NEW YORK (TheStreet) -- Shares of GlaxoSmithKline Plc (GSK) are up 4.56% to $55.54 in pre-market trade as Novartis (NVS) announced a multi-billion dollar revamp today, swapping assets with Glaxo and selling its animal health unit in a bid to simplify its business and increase its focus on high-margin cancer medicines, Reuters reports.
Novartis shares are up 1.11% to $86.41
Novartis said it will buy GlaxoSmithKline's oncology products for $14.5 billion, and sell to GSK its vaccines, excluding flu, for $7.1 billion plus royalties.
The company will also create a joint venture with GSK in consumer healthcare.
Additionally, Novartis said will sell its animal health unit to Eli Lilly (LLY) for about $5.4 billion.
TheStreet Ratings team rates GLAXOSMITHKLINE PLC as a Buy with a ratings score of A+. TheStreet Ratings Team has this to say about their recommendation:
"We rate GLAXOSMITHKLINE PLC (GSK) a BUY. This is based on the convergence of positive investment measures, which should help this stock outperform the majority of stocks that we rate.

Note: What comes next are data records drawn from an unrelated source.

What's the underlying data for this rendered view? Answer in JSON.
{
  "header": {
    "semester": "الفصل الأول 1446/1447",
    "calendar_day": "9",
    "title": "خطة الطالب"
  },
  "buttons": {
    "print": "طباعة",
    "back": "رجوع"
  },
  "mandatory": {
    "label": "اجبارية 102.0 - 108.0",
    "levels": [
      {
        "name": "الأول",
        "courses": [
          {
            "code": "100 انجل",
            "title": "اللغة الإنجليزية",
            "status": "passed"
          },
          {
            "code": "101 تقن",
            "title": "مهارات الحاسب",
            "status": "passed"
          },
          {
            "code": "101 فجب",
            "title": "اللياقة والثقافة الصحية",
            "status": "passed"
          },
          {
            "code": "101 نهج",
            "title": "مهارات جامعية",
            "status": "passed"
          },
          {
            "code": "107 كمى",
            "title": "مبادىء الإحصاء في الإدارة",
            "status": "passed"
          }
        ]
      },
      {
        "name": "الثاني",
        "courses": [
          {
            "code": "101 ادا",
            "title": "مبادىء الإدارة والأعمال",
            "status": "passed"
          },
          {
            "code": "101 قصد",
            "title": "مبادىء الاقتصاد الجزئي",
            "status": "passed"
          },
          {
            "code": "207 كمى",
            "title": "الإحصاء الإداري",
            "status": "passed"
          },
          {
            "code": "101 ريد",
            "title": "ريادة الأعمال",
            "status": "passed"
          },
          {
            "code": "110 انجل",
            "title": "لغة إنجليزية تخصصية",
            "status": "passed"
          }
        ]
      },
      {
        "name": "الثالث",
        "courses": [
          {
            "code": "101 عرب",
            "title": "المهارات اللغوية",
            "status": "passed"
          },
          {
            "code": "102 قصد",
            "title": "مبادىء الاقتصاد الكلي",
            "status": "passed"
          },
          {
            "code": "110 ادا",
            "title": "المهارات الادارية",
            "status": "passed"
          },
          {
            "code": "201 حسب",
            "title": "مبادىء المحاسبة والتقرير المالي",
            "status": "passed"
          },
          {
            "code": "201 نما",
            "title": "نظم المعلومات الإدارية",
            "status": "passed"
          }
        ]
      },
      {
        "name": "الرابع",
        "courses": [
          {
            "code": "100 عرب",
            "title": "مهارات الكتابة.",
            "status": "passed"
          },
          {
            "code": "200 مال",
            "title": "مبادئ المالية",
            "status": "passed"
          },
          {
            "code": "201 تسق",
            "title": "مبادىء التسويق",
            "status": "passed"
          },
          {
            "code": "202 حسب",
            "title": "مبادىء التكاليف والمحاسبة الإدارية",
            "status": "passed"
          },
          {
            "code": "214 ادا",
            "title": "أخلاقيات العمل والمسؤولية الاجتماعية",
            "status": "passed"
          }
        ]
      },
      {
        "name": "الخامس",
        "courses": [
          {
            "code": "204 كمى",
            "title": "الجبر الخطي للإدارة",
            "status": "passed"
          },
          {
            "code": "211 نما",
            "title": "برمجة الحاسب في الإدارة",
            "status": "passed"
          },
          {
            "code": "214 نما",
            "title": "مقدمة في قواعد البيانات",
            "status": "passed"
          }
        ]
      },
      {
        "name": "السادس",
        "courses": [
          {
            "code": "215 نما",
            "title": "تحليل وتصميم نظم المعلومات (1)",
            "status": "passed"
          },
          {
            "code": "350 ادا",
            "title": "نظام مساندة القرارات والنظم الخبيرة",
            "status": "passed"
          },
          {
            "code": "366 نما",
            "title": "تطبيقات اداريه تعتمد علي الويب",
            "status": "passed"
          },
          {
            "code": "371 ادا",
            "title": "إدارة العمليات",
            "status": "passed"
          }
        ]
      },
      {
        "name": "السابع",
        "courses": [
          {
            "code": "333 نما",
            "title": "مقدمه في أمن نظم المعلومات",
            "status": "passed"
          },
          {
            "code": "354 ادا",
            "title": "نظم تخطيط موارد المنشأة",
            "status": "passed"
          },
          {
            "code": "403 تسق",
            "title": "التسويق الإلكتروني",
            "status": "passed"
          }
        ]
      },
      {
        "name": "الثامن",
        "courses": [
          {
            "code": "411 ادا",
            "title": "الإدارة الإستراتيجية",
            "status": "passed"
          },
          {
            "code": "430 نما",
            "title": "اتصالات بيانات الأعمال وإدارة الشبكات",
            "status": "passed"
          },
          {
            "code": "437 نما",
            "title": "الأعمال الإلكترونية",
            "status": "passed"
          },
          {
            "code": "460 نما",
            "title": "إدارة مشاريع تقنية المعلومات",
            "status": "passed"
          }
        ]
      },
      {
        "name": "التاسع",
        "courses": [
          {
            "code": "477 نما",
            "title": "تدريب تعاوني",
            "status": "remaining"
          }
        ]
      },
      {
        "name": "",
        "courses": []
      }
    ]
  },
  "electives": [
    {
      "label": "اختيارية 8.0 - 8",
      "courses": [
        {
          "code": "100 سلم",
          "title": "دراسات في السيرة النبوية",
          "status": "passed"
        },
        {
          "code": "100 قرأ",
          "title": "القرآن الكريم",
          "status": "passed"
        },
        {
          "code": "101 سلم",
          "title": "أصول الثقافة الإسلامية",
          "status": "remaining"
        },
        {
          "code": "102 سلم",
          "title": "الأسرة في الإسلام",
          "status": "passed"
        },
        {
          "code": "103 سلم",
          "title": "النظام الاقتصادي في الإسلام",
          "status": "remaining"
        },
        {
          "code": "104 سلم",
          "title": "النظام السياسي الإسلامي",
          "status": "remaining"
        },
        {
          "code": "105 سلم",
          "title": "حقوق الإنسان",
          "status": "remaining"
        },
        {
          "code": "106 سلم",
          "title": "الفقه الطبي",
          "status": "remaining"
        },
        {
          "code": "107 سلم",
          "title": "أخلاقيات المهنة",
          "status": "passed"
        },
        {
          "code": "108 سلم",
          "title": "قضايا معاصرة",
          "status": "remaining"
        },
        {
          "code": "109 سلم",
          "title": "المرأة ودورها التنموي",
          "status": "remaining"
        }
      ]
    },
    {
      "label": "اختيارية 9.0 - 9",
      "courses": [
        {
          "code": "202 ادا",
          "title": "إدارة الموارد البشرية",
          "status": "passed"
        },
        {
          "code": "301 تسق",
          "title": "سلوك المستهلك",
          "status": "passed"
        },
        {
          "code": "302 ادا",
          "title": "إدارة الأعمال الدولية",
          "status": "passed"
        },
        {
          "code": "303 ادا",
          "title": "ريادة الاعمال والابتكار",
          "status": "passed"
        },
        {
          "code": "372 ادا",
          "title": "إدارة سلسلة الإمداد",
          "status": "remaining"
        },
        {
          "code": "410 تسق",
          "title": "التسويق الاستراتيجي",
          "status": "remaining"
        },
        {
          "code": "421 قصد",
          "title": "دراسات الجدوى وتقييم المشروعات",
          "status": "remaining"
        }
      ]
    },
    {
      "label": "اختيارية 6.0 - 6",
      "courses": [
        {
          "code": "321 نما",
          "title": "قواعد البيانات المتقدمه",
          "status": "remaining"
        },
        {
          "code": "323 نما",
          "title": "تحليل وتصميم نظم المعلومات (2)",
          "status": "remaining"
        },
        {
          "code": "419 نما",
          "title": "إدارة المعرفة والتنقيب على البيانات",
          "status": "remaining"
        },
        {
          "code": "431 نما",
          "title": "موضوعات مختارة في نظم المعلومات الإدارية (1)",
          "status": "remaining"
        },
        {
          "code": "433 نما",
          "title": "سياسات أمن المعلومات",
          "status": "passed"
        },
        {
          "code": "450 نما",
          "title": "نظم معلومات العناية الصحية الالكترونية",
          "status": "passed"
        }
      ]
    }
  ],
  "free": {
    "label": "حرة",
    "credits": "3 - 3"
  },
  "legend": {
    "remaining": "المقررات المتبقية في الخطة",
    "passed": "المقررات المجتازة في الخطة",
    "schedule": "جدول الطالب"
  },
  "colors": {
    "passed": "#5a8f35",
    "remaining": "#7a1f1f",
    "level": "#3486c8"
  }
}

The company's strengths can be seen in multiple areas, such as its revenue growth, notable return on equity, compelling growth in net income, good cash flow from operations and increase in stock price during the past year. We feel these strengths outweigh the fact that the company has had generally high debt management risk by most measures that we evaluated."